Sculptors - Early 19th Century

Musgrave Lewthwaite Watson (1804-1847)

Memorial by M. L. Watson.

M. L. Watson was an early 19th Century Classical sculptor known for one of the panels on Nelson's Column and a small number of other public works, including the pediment sculpture of the Victoria Rooms, Bristol

The sculptor M. L. Watson was born in the vicinity of Carlisle, where he first studied to become a solicitor before going to London to train as an artist. On the advice of the famous sculptor Flaxman, he went first to the Royal Academy Schools, and later to Italy to study in Rome. He returned to England in 1828. He worked for Francis Chantrey, then Baily and Behnes, before setting up on his own. His career was cut off by his early death, from a recurrent heart problem.

Unfortunately, because of his short life, we have relatively few works by M. L. Watson.
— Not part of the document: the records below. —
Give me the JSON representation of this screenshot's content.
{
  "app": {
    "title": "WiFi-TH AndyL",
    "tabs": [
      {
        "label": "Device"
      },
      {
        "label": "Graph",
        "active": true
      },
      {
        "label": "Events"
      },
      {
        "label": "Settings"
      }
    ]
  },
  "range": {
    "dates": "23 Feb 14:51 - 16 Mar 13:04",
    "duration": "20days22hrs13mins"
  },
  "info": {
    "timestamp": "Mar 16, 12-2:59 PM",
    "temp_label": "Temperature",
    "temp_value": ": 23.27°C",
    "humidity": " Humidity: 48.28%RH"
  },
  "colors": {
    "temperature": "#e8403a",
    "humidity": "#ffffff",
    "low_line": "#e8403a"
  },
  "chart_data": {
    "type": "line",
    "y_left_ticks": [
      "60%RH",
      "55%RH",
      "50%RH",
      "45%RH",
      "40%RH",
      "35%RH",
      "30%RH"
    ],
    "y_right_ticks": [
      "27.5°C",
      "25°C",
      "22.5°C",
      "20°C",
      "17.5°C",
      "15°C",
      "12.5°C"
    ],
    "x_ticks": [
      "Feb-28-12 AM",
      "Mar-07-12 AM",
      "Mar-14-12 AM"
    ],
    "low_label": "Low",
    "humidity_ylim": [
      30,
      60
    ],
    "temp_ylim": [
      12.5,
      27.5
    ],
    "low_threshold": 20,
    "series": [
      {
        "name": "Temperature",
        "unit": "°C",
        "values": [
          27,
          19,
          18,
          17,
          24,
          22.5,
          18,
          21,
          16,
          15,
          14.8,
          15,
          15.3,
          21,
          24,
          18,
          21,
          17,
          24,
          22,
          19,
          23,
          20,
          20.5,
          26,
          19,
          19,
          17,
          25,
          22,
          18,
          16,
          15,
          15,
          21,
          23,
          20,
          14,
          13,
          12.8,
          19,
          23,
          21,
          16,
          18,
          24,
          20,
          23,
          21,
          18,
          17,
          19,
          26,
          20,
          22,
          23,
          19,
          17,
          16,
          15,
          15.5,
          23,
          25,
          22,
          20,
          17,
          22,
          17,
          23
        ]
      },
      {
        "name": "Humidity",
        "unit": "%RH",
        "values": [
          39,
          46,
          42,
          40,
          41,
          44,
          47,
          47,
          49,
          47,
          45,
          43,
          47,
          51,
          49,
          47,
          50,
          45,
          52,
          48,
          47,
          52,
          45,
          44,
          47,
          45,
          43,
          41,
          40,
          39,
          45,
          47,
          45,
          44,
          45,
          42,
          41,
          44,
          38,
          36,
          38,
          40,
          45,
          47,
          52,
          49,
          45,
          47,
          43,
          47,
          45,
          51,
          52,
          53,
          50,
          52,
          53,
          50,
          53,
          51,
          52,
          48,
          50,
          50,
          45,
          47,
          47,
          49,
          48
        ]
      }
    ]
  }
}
From what I have seen, he tended to classical figures and poses but with rather Victorian faces, and a simplified Greek style of draperies, often with straight-hanging robes in the style of Flaxman, or swirly cloaks and dresses of some light material which blows out in the wind or clings to the contours of the body. For his friezes, he uses a plain grounding with no sense of background or scenery, to keep the focus on his figures, and the sparse elegance of his composition.

Panel for Nelson's Column.

Watson's best known work was his panel The Battle of St Vincent for Nelson's Column in Trafalgar Square. Among other work, we may mention a statue of Queen Elizabeth for the Royal Exchange, a Flaxman for University College London, and in Bristol, the pedimental sculpture for the Victoria Rooms (of which a small picture is on this page). A particularly good frieze was on Moxhall's Hall of Commerce in the City - the building is no more, but happily, the frieze is preserved in Napier Terrace, Islington (see the Islington page).

Pediment sculpture, Victoria Rooms, Bristol.